Pendant ce temps-là, prévenus par Marie-Madeleine, Pierre et Jean (deux des Apôtres) se rendent au tombeau, suivis par Marie-Madeleine. Ils n’y voient pas d’ange mais pénètrent dans le tombeau vide, Pierre d’abord, Jean ensuite. A la vue des bandelettes à terre et du suaire roulé à part, Jean comprend que Jésus est ressuscité.

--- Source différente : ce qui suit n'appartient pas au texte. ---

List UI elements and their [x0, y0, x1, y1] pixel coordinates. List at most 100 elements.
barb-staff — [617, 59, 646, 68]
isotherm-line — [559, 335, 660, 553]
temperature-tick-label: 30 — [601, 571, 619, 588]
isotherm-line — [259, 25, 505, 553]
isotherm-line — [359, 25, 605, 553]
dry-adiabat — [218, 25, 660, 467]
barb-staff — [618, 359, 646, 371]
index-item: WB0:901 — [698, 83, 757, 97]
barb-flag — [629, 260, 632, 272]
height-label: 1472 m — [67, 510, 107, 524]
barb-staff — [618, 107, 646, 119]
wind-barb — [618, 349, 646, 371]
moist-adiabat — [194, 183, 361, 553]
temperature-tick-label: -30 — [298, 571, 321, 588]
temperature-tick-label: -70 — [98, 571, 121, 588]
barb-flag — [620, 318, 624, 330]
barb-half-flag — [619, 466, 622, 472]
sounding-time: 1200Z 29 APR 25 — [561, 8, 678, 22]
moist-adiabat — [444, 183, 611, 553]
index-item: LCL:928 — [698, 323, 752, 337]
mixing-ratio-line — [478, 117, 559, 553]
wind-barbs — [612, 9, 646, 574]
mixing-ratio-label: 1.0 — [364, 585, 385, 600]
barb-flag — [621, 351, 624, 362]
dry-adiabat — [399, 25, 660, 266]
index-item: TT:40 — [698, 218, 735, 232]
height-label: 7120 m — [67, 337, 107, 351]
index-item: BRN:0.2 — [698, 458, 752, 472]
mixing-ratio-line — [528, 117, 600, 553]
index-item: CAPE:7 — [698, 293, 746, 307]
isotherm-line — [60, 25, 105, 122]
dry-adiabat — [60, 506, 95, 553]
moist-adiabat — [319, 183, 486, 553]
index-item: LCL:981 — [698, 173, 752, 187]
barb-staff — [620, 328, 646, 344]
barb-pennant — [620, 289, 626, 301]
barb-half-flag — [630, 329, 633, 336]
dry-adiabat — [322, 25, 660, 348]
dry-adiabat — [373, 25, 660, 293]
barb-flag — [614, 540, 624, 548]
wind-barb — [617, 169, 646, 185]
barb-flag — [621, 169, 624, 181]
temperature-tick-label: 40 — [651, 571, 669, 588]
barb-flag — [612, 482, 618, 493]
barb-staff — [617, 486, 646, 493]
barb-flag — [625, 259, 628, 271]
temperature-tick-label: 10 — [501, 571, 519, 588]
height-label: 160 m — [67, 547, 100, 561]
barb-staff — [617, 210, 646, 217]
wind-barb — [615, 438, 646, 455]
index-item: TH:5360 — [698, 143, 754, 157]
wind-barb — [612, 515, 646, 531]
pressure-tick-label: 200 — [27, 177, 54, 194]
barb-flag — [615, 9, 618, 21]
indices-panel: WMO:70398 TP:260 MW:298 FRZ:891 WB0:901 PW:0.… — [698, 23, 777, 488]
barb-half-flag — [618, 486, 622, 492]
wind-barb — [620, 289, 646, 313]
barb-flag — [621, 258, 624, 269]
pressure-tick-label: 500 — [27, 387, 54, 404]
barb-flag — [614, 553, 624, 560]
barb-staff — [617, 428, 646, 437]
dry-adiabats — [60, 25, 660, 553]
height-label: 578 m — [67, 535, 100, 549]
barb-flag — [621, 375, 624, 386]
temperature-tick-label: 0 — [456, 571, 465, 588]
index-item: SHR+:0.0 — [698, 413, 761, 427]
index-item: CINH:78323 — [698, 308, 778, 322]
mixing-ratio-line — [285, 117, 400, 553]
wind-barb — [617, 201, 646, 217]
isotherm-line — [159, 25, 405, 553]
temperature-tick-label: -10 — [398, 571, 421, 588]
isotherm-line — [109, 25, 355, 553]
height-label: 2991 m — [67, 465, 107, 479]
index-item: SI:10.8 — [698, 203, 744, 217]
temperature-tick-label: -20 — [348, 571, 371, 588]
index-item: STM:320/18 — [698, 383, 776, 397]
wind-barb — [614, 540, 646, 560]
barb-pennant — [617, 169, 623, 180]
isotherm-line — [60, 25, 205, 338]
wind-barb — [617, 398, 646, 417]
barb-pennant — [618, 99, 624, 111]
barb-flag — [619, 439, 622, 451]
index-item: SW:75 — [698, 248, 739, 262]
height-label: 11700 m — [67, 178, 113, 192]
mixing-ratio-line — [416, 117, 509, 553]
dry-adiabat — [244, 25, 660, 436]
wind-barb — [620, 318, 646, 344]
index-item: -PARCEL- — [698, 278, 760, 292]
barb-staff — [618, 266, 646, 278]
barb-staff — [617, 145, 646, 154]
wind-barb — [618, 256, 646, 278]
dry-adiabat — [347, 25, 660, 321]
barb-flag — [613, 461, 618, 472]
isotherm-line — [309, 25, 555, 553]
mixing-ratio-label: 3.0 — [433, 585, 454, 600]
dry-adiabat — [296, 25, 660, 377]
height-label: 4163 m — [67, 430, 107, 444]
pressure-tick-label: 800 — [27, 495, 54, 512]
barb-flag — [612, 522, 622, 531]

Tandis que Pierre et Jean sont au tombeau ou en reviennent, les autres femmes rapportent aux autres Apôtres ce qu’elles ont vu, en l’occurrence le tombeau vide et l’apparition d’un ange qui leur a communiqué des instructions, mais les Apôtres tiennent ces propos pour du radotage et demeurent sceptiques

Quant à Marie-Madeleine, qui est donc au tombeau pour la seconde fois ce matin-là, elle s’y attarde après le départ de Pierre et Jean. Ce supplice atoce, la mort de Jésus et maintenant son tombeau vide, l’agitation de ce matin, tout cela, c’en est trop, l’émotion la gagne et elle se met à sangloter. Ému par ses pleurs, Jésus s’approche d’elle par derrière si bien qu’elle ne le reconnaît pas et le tient pour le jardinier ; il lui adresse la parole, elle se retourne et oui, c’est bien lui, elle le reconnaît. C’est la toute première apparition de Jésus ressuscité, une scène connue comme « Noli me tangere », ne me touche pas, selon les paroles que Jésus prononce. Comme l’ange lors de la première visite, Jésus enjoint Marie-Madeleine de porter la nouvelle aux Apôtres, mais cette fois-ci sur la base d’un témoignage oculaire.

Les autres femmes quant à elles, qui s’étaient rendues auprès des Apôtres en un deuxième temps, sont en chemin, peut-être de retour chez elles, lorsque Jésus leur apparaît à elles aussi pour apaiser leur tourment et les renvoie une fois de plus vers les Apôtres. Ce sera la seconde apparition.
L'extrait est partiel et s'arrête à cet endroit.